EL LIBRO DE AVELLANEDA

Cuando el tal don Jerónimo miró al recién  llegado, comprendió al instante que estaba ante el mismísimo don Quijote de la Mancha, así que le dio un gran abrazo al tiempo que decía:   

-Bien veo que sois el famoso don Quijote, y éste es sin duda vuestro leal escudero. Yo, señor, leí con mucho gusto la primera parte de vuestras aventuras, en la que Cide Hamete os pintaba con enorme respeto. Por eso hace unos días compré este otro libro, titulado Segunda parte de las hazañas de don Quijote, que es obra de un tal Avellaneda.
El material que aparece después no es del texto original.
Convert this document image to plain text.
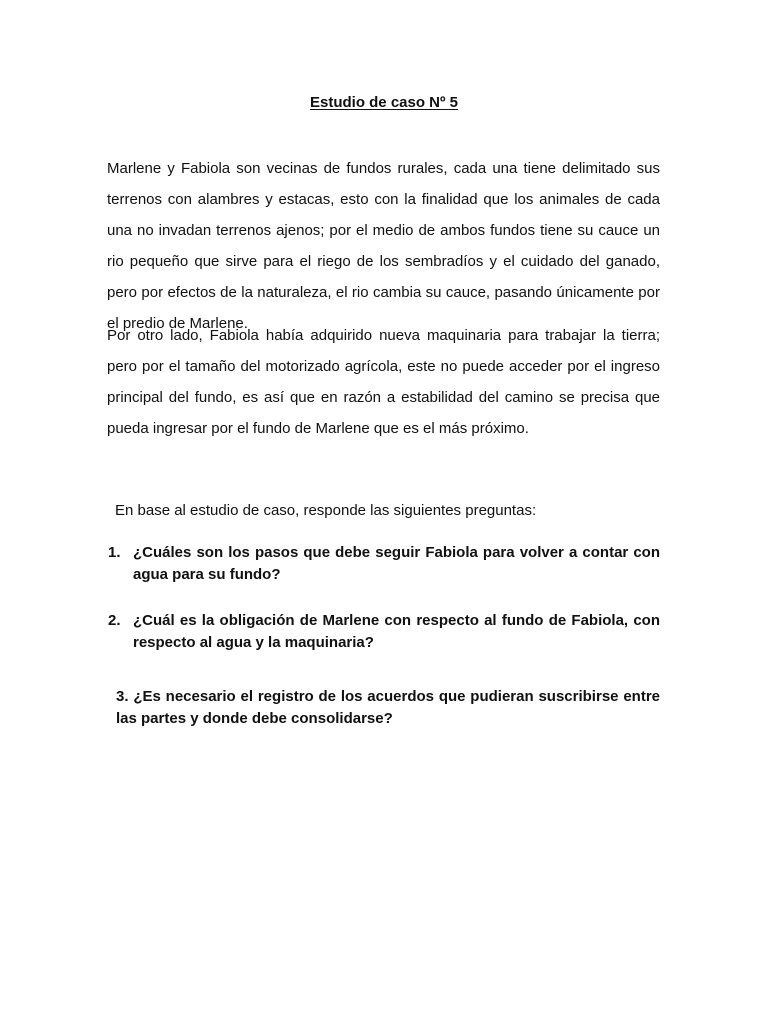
Estudio de caso Nº 5
Marlene y Fabiola son vecinas de fundos rurales, cada una tiene delimitado sus terrenos con alambres y estacas, esto con la finalidad que los animales de cada una no invadan terrenos ajenos; por el medio de ambos fundos tiene su cauce un rio pequeño que sirve para el riego de los sembradíos y el cuidado del ganado, pero por efectos de la naturaleza, el rio cambia su cauce, pasando únicamente por el predio de Marlene.
Por otro lado, Fabiola había adquirido nueva maquinaria para trabajar la tierra; pero por el tamaño del motorizado agrícola, este no puede acceder por el ingreso principal del fundo, es así que en razón a estabilidad del camino se precisa que pueda ingresar por el fundo de Marlene que es el más próximo.
En base al estudio de caso, responde las siguientes preguntas:
1. ¿Cuáles son los pasos que debe seguir Fabiola para volver a contar con agua para su fundo?
2. ¿Cuál es la obligación de Marlene con respecto al fundo de Fabiola, con respecto al agua y la maquinaria?
3. ¿Es necesario el registro de los acuerdos que pudieran suscribirse entre las partes y donde debe consolidarse?
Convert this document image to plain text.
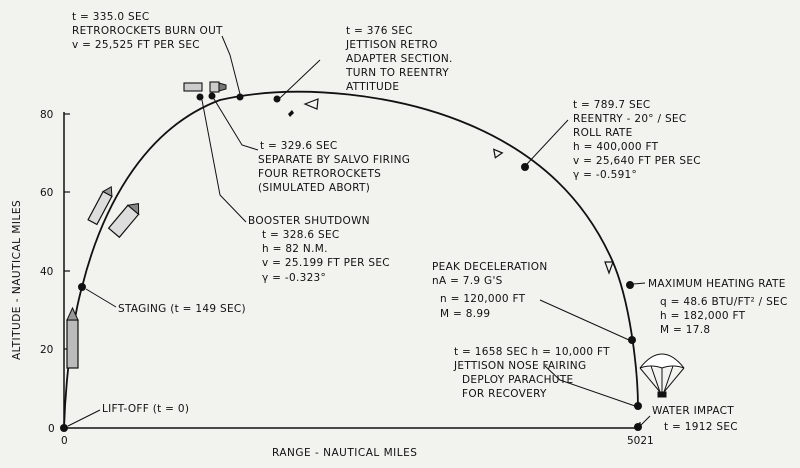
80
60
40
20
0
0	5021
ALTITUDE - NAUTICAL MILES
RANGE - NAUTICAL MILES
LIFT-OFF (t = 0)
STAGING (t = 149 SEC)
BOOSTER SHUTDOWN
t = 328.6 SEC
h = 82 N.M.
v = 25.199 FT PER SEC
γ = -0.323°
t = 329.6 SEC
SEPARATE BY SALVO FIRING
FOUR RETROROCKETS
(SIMULATED ABORT)
t = 335.0 SEC
RETROROCKETS BURN OUT
v = 25,525 FT PER SEC
t = 376 SEC
JETTISON RETRO
ADAPTER SECTION.
TURN TO REENTRY
ATTITUDE
t = 789.7 SEC
REENTRY - 20° / SEC
ROLL RATE
h = 400,000 FT
v = 25,640 FT PER SEC
γ = -0.591°
PEAK DECELERATION
nA = 7.9 G'S
n = 120,000 FT
M = 8.99
MAXIMUM HEATING RATE
q = 48.6 BTU/FT² / SEC
h = 182,000 FT
M = 17.8
t = 1658 SEC h = 10,000 FT
JETTISON NOSE FAIRING
DEPLOY PARACHUTE
FOR RECOVERY
WATER IMPACT
t = 1912 SEC
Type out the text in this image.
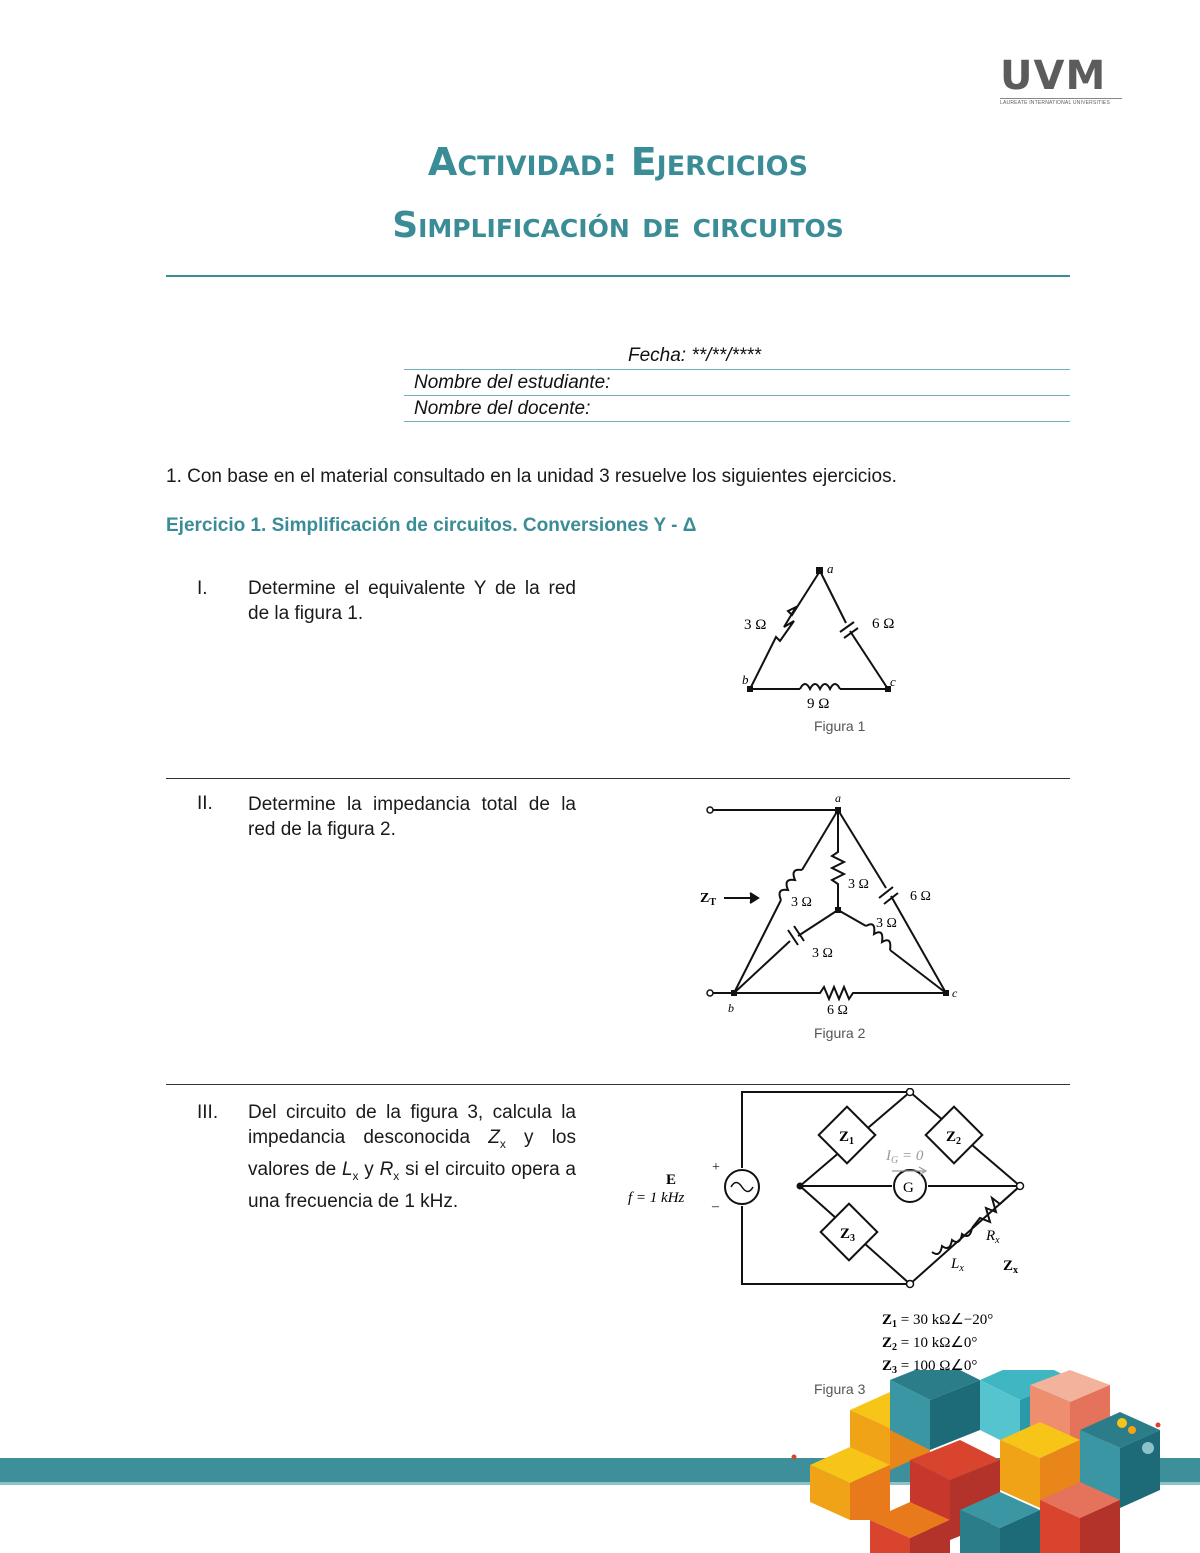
UVM
LAUREATE INTERNATIONAL UNIVERSITIES
Actividad: Ejercicios
Simplificación de circuitos
Fecha: **/**/****
Nombre del estudiante:
Nombre del docente:
1. Con base en el material consultado en la unidad 3 resuelve los siguientes ejercicios.
Ejercicio 1. Simplificación de circuitos. Conversiones Y - Δ
I. Determine el equivalente Y de la red de la figura 1.
a
b	c
3 Ω	6 Ω
9 Ω
Figura 1
II. Determine la impedancia total de la red de la figura 2.
a
b
c
$Z_T$
3 Ω
3 Ω	6 Ω
3 Ω
3 Ω
6 Ω
Figura 2
III. Del circuito de la figura 3, calcula la impedancia desconocida $Z_x$ y los valores de $L_x$ y $R_x$ si el circuito opera a una frecuencia de 1 kHz.
E
f = 1 kHz
+
–
$Z_1$	$Z_2$
$Z_3$
G
$I_G = 0$
$R_x$
$L_x$	$Z_x$
$Z_1 = 30$ kΩ∠−20°
$Z_2 = 10$ kΩ∠0°
$Z_3 = 100$ Ω∠0°
Figura 3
Pero está claro que este autor desconocido quiere arruinar vuestra buena fama, pues os describe como un hombre torpe, chillón y desenamorado y retrata a Sancho Panza como un borracho simplón y nada gracioso.   

-Entonces no haga caso de ese historiador de tres al cuarto -dijo Sancho-, porque nosotros somos como dice Cide Hamete: mi amo, valiente, discreto y enamorado hasta las cachas; y yo, tan gracioso que soy capaz de alegrar a la misma tristeza.   

-A mí que me retrate quien quiera -terció don Quijote-, pero que no me maltraten, o perderé la paciencia.   

Aquella noche, don Jerónimo charló largo y tendido con don Quijote, quien le contó las maravillas que había visto en la cueva de Montesinos y le explicó que iba camino de Zaragoza para participar en unas justas.   

-Pues, según avellaneda, ya habéis estado en esa ciudad -advirtió don Jerónimo, a lo que respondió don Quijote:   

-Entonces no pondré los pies en Zaragoza, y así demostraré que ese tal Avellaneda miente como un bellaco.